He has been featured in major newspapers and his artwork hangs on permanent display in the Louisiana State Museum. Tommie Mabry’s stream of consciousness writings, written on the walls of a flooded public housing complex, captured the immediate confusion and terror of a city besieged by water.

As Hurricane Katrina bore down, Tommie held up in his aunt’s apartment in the B.W. Cooper Housing Project. Tommie, physically and mentally disabled himself, spent the last four years taking care of his adopted aunt. Tommie’s aunt allowed him a safe place in return for the completion of household chores. It was a symbiotic arrangement, one that demonstrated the invaluable role of family in preventing homelessness.

It appeared that New Orleans was spared epic destruction. Then the levees failed. Water soon engulfed the B.W. Cooper. After several days of waiting for assistance, he decided to push his wheel-chair-bound aunt through the water to the Super Dome then waded back to his apartment.

For months, Tommie documented his thoughts and activities on the walls of the apartment. These simple, but eloquent observations of an apocalyptic, flooded New Orleans captured the hearts of thousands. Historians extracted the walls to preserve his writings. Unfortunately during the preservation, Tommie was forgotten.
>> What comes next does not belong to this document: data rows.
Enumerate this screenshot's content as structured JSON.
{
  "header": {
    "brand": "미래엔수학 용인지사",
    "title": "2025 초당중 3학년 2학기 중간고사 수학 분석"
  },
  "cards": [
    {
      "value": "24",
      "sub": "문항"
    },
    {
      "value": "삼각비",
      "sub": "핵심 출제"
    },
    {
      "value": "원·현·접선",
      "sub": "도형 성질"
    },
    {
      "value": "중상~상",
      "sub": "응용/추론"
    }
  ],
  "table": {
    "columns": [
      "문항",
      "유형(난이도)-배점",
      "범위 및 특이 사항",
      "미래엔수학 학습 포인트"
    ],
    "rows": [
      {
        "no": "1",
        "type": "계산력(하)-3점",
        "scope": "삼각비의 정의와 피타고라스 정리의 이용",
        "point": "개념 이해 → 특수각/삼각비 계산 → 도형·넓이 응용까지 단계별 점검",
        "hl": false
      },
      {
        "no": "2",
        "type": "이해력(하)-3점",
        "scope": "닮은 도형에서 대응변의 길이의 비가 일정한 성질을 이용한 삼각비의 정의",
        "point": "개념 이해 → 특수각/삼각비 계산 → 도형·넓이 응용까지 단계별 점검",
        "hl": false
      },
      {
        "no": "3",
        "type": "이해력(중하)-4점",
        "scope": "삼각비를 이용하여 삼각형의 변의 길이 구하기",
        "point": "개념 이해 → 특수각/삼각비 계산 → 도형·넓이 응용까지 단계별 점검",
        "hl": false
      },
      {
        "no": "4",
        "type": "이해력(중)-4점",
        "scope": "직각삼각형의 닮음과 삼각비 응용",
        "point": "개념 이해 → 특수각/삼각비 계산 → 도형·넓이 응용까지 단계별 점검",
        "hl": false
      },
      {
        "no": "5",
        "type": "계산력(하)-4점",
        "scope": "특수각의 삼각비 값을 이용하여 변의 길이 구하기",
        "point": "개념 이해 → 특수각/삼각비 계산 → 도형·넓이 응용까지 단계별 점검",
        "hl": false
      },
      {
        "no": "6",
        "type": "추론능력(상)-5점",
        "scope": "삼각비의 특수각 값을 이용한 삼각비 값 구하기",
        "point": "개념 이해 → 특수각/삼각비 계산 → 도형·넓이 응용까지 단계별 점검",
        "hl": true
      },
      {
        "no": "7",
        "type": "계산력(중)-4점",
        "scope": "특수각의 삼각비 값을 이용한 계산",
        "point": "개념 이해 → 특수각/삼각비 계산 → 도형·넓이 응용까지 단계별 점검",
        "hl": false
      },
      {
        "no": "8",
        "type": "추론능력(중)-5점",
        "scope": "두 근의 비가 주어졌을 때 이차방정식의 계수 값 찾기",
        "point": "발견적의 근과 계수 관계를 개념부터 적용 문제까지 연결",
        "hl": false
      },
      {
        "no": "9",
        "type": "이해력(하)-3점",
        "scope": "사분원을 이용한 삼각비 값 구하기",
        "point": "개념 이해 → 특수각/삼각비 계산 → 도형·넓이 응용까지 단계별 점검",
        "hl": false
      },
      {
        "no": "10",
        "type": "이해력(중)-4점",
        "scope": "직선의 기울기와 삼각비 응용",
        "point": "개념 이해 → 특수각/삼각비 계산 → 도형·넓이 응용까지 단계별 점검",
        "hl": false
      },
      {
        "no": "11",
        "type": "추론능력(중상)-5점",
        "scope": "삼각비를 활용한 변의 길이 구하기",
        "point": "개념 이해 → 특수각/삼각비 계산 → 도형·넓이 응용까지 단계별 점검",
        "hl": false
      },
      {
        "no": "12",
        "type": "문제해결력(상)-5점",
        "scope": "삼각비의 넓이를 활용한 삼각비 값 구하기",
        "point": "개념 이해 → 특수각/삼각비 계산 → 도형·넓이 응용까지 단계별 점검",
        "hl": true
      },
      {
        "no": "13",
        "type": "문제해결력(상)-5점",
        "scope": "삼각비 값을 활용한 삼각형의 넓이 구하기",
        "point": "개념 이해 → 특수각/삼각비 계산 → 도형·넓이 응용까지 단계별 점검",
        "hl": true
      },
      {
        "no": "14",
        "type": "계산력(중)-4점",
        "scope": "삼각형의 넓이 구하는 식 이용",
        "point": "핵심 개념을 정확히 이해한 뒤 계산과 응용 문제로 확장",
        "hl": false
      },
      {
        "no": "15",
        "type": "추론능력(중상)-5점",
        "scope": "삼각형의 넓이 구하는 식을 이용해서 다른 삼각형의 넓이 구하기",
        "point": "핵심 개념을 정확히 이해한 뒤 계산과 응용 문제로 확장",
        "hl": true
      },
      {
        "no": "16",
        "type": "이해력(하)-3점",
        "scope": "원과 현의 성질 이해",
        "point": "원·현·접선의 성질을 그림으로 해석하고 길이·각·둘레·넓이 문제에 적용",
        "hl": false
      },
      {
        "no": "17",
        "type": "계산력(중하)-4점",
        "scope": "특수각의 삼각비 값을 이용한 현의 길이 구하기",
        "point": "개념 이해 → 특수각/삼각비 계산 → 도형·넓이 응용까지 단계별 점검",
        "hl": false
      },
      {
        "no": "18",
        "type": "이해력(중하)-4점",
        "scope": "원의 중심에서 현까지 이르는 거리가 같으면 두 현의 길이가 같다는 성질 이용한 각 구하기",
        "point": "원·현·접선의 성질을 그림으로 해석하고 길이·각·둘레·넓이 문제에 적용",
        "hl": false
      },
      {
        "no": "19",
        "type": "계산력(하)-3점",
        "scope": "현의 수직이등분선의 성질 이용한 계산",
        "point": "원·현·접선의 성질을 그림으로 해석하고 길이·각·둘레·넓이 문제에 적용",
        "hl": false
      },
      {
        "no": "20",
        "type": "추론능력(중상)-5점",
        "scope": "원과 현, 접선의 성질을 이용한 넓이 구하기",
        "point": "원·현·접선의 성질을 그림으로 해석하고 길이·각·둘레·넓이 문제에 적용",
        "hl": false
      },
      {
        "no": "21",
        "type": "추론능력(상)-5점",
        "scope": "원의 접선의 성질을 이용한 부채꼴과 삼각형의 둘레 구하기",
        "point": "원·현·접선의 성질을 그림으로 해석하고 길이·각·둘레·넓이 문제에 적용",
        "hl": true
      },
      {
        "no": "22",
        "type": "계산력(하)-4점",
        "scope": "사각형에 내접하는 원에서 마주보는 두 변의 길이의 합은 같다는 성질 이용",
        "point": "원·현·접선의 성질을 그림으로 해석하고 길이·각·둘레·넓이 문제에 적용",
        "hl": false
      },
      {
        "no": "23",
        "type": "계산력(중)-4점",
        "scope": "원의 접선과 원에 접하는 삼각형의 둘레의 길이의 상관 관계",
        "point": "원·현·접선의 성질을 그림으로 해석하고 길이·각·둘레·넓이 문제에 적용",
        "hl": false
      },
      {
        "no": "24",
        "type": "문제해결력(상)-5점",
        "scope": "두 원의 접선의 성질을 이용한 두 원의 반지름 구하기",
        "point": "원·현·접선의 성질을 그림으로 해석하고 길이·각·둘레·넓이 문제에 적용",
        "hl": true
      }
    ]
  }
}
The man who captured the struggle of New Orleans in felt-tip marker was forced from the unit; homeless again.

A year later, outreach discovered him on a freeze night in a two-room apartment in the basement of a flooded house. Finally, Tommie was on his way to housing and healthcare; outreach later learned that the frail man was a famous Katrina poet.

Today, Tommie has been housed for over two years and volunteers with outreach on freeze nights. He continues to write on his apartment walls.